Wade kicked off her talk by highlighting the connection she felt with WDI. “When I discovered WDI, I thought, ‘Where have you been my whole life? Maybe I should have started with you,’” she said. Wade is a strong advocate for easing and boosting private business, particularly small- and medium-sized businesses, through economic freedom in Africa. Her work aligns closely with the mission at WDI: equipping economic decision-makers in emerging countries with the tools of commercial success.

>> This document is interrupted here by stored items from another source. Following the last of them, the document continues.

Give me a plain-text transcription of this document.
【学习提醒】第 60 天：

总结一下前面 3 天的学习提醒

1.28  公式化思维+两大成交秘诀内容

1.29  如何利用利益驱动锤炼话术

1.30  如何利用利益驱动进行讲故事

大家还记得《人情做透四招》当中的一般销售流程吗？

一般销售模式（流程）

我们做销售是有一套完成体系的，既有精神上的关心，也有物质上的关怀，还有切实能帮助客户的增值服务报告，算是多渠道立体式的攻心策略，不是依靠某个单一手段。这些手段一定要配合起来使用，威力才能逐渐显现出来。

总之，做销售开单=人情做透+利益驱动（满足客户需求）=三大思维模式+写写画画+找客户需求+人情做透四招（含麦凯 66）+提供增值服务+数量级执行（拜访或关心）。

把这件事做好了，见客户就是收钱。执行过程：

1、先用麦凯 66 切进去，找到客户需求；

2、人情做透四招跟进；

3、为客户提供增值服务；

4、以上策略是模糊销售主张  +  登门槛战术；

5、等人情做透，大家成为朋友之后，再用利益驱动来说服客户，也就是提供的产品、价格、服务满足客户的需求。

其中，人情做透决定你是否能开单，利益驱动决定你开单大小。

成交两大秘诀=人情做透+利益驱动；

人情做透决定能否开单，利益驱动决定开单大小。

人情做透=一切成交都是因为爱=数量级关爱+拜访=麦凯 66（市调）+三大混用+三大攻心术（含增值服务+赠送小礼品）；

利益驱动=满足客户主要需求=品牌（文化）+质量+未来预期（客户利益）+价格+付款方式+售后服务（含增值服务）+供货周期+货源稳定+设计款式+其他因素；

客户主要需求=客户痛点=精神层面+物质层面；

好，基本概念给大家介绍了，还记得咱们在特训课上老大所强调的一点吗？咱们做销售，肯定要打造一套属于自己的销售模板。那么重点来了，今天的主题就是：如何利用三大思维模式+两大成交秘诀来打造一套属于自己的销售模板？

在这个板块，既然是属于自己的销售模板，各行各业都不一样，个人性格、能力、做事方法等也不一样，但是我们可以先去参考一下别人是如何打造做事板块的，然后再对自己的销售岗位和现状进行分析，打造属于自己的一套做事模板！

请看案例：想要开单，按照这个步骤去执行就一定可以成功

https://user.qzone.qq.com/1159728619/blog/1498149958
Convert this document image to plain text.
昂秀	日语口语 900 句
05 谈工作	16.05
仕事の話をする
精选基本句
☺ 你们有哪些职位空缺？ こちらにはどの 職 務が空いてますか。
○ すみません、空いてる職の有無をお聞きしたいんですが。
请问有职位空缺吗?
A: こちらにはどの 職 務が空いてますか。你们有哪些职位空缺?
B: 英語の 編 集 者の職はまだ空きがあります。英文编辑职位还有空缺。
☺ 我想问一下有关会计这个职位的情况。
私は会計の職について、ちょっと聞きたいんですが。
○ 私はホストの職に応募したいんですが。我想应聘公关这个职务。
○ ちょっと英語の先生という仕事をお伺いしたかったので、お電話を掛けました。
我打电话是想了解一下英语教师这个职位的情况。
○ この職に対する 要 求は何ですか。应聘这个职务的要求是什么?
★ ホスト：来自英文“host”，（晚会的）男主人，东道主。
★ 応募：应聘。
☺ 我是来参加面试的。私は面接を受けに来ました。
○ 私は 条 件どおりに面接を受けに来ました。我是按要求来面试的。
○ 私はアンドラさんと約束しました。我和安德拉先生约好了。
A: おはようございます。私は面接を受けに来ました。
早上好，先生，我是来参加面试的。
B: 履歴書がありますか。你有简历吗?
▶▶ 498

Wade, who was born in Senegal and later moved to Europe and the United States, spent years of her life wondering why communities in Africa were suffering from poverty and those in other parts of the world were thriving economically. Eventually, she concluded that the complex and detrimental business policies in many African nations were stunting their economic growth — and she began to advocate for smoother, easier, more functional business opportunities across the continent.
“I can’t think of a better ambassador for the mission and the vision of the Institute, which is the power of business to deliver on economic growth and social freedom,” said WDI President Paul Clyde, as he welcomed her to give her “The Heart of the Cheetah: Entrepreneurship & Prosperity in Africa” talk. Describing her impact and connection to WDI, Clyde explained that Wade is a “tireless supporter of individuals and their ability to create economic value when given the opportunity to do so.”
After detailing the many-layered difficulties that arise when doing business in an African nation from strict government policies, challenging taxes and complex business systems, Wade asked the crowd whether they would choose to do business in a place that created roadblocks or one that allowed for a smooth path. That question, she said, provided the answer she’d been searching for all along. “At the end of the day, you are poor because you have no money. There’s not enough money to take care of your primary needs. You have no money because you have no income. What is the source of income for most of us? Jobs. Where do jobs come from? The private sector. And so don’t you then think that we should make it easy for businesses to be born and thrive.”
This conclusion set her on her path to boost economic freedom and business opportunities across the continent, through her own enterprises, speaking engagements, policy advocacy and powerful global fellowships. Her TED Talk, “Why it is too hard to start a business in Africa — and how to change it” has been viewed by over 600,000 people. She’s a Young Global Leader with the World Economic Forum at Davos, a TED Global Africa Fellow, and one of Forbes’ “10 Youngest Power Women in Africa.”
Wade has built multiple businesses in Africa inspired by diverse African traditions, including her most recent endeavor, SkinIsSkin.com. She urges the global community to shift its perspective from aiding African communities. Instead of creating a system that relies on aid, she tells global consumers to “buy African products made in Africa by Africans.” Her point: let business thrive, and Africa will thrive.
Wade has seen the impact her businesses and entrepreneurial mindset have had on herself and others. Her manufacturing-focused businesses have helped boost rural communities’ manufacturing facilities. Meanwhile, Wade continues to advocate for policy changes at the national and local levels through groups like the Atlas Network’s Center for African Prosperity. Still, she knows there’s more room for growth.
“Whatever we’ve been able to accomplish, it would be multiplied by the right business environment,” Wade said. “At the end of the day, I believe that business is the greatest force of good.”